Bourbon Review: Woodford Reserve Kentucky Straight Bourbon
Woodford Reserve Bourbon was launched in 1996 and has become one of the most dominant names in the American whiskey world. A bourbon that is affordable from a consumer and bar perspective, many bars use this whiskey as their house bourbon pour.
One of the oldest distilleries in all of America, despite the fact that continuous production hasn’t always occurred at the facility. Woodford Reserve can trace its lineage back to 1812, but the current distillery can source its building back to 1838. Woodford Reserve Bourbon was launched in 1996 and has become one of the most dominant names in the American whiskey world. A bourbon that is affordable from a consumer and bar perspective, many bars use this whiskey as their house bourbon pour. Many different super tasters have fawned over Woodford Reserve Kentucky Straight Bourbon for the depth that it has on both the nose and palate, having had over 200 separate flavours listed from this every day bottle of bourbon.
The ultimate and classic smell of bourbon. Tons of vanilla, caramel, toffee, coconut, mango, passionfruit, rye spice, cardamom, dried chilli, fudge, raisin, milk chocolate and sweet oak.
A bigger balance of spiciness coming through now. More of the rye elements of the mash bill, it’s spicy, green and a little driven by things like nutmeg and cinnamon. The vanilla is bouncing off some profile of mint, also being provided by the rye.
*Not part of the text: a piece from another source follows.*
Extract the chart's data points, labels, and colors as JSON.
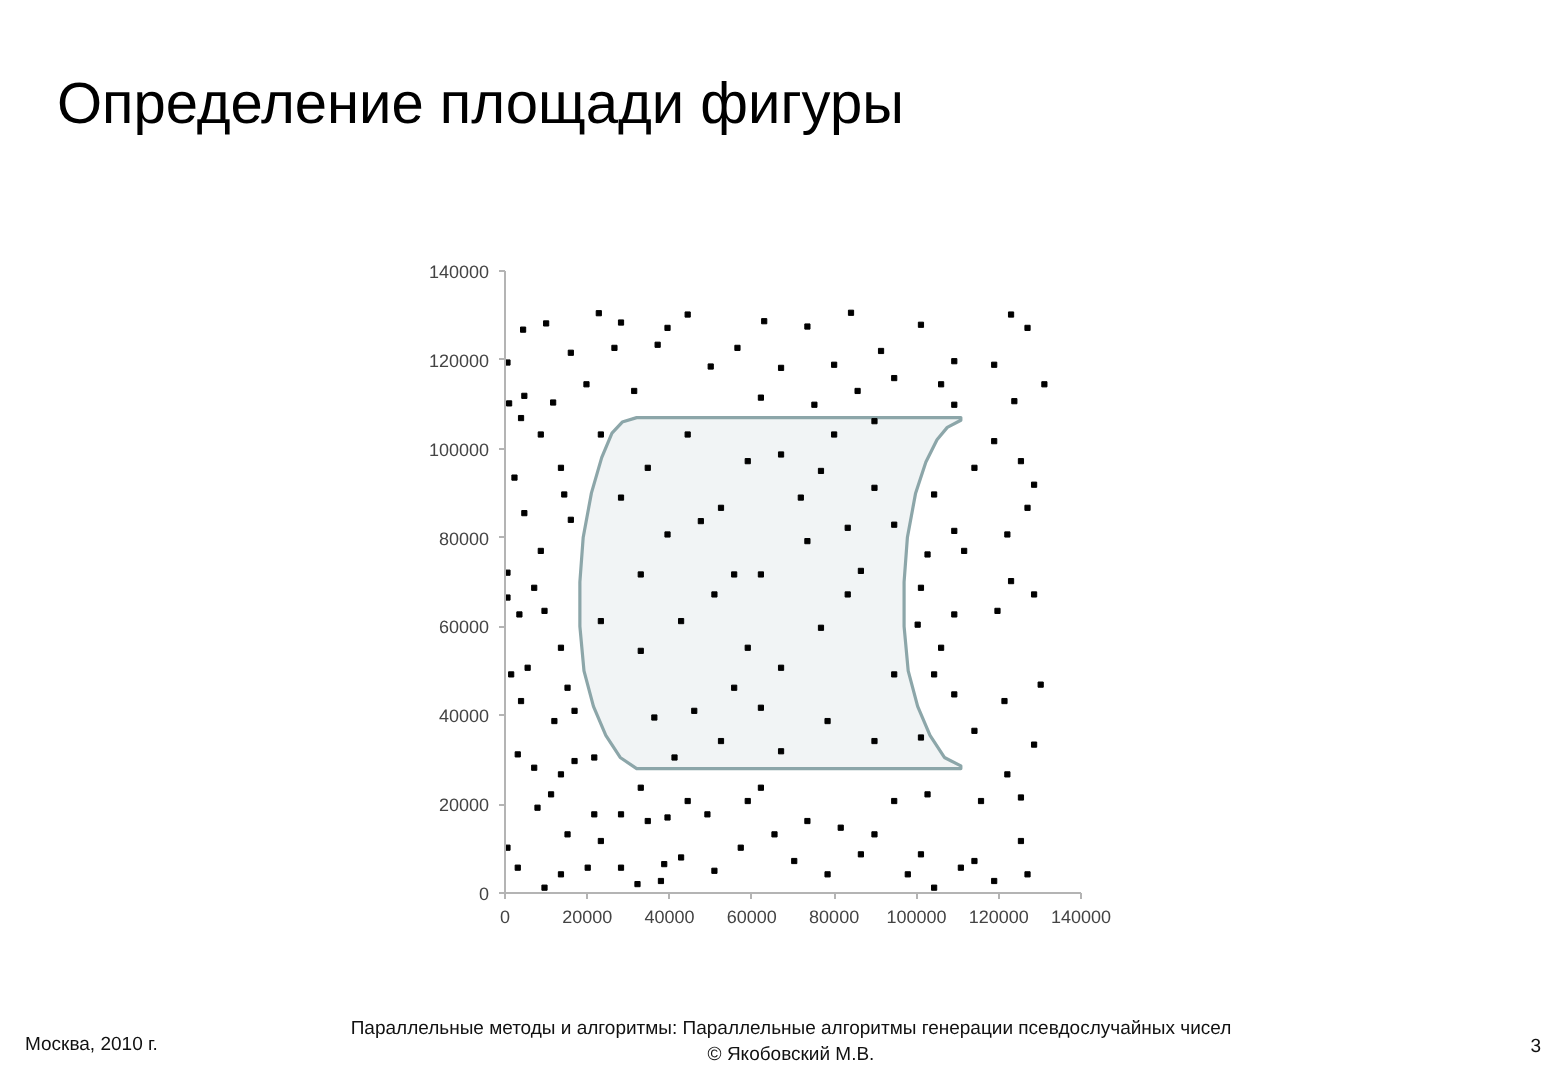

The it all comes back around to sweet cherry, milk chocolate, coconut and mango.
Full of rye spice, cocoa, espresso, mint, passionfruit, coconut, vanilla and toffee sauce. It honestly takes you on a huge ride of flavour across the board of what bourbon can offer. Genuinely delicious.
A bottle that I’ve literally grown up with over the years of my whiskey adventures. Woodford was readily available form when I first started buying whisky and it’s been a constant on my shelf since.
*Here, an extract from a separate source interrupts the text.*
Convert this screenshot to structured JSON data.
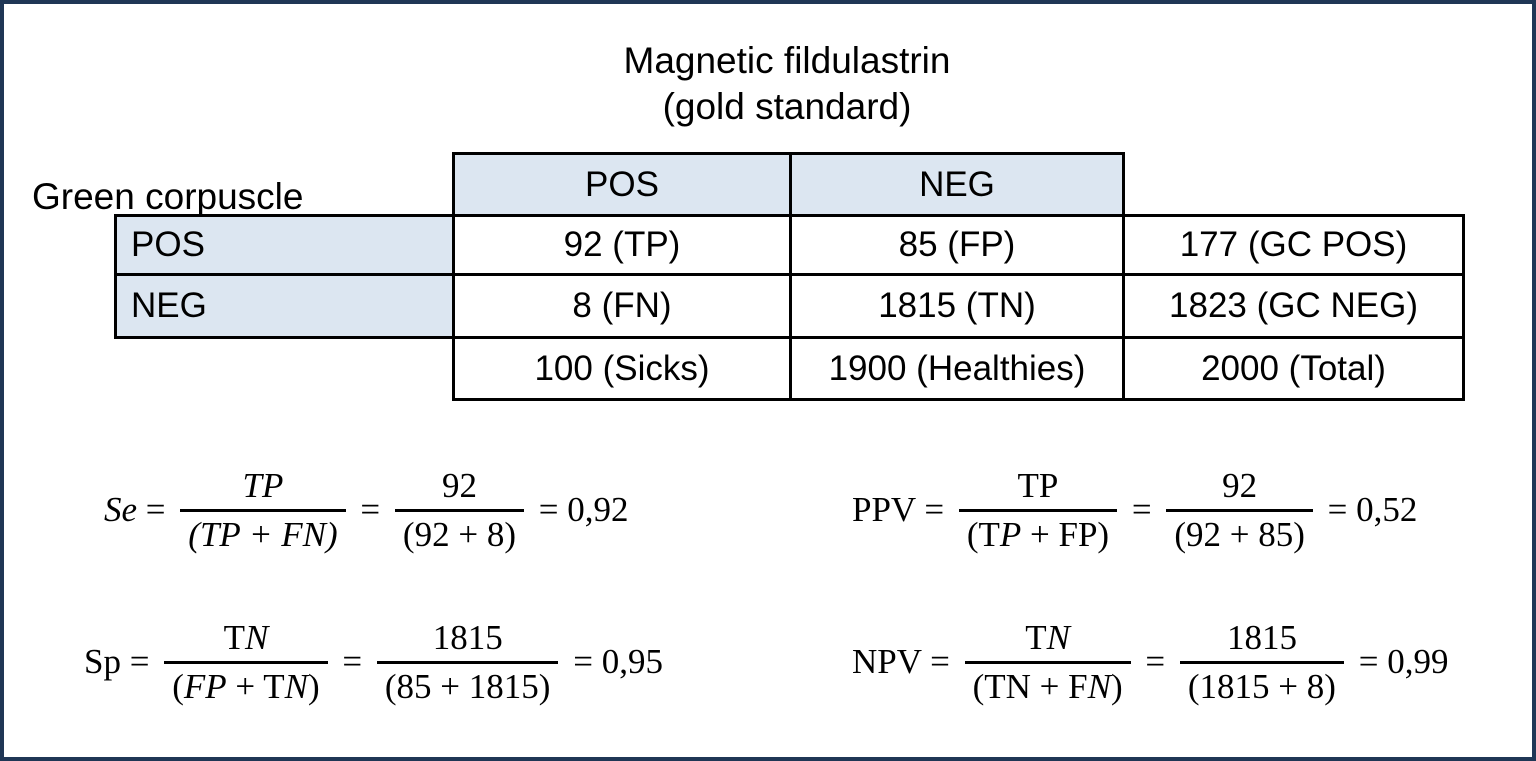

It’s such an amazing house bottle for neat pours, ice, cocktails or long drinks for both yourself or when you have people over. It’s affordable, available, very consistent and delivers so much flavour across the board. It does lean sweet, naturally, but it has so much other stuff to offer when it comes to depth and complexity for price.
This does make a very tasty and somewhat industry standard level for what an Old Fashioned is, but what it can offer to the whisky drinker in a time of increasing prices and the scarcity of many different types of whisky across all styles, this is a constant and never fears to go away or have its price driven up to an insane point. This, arguably, is part of the house that the modern demand for bourbon has been built on.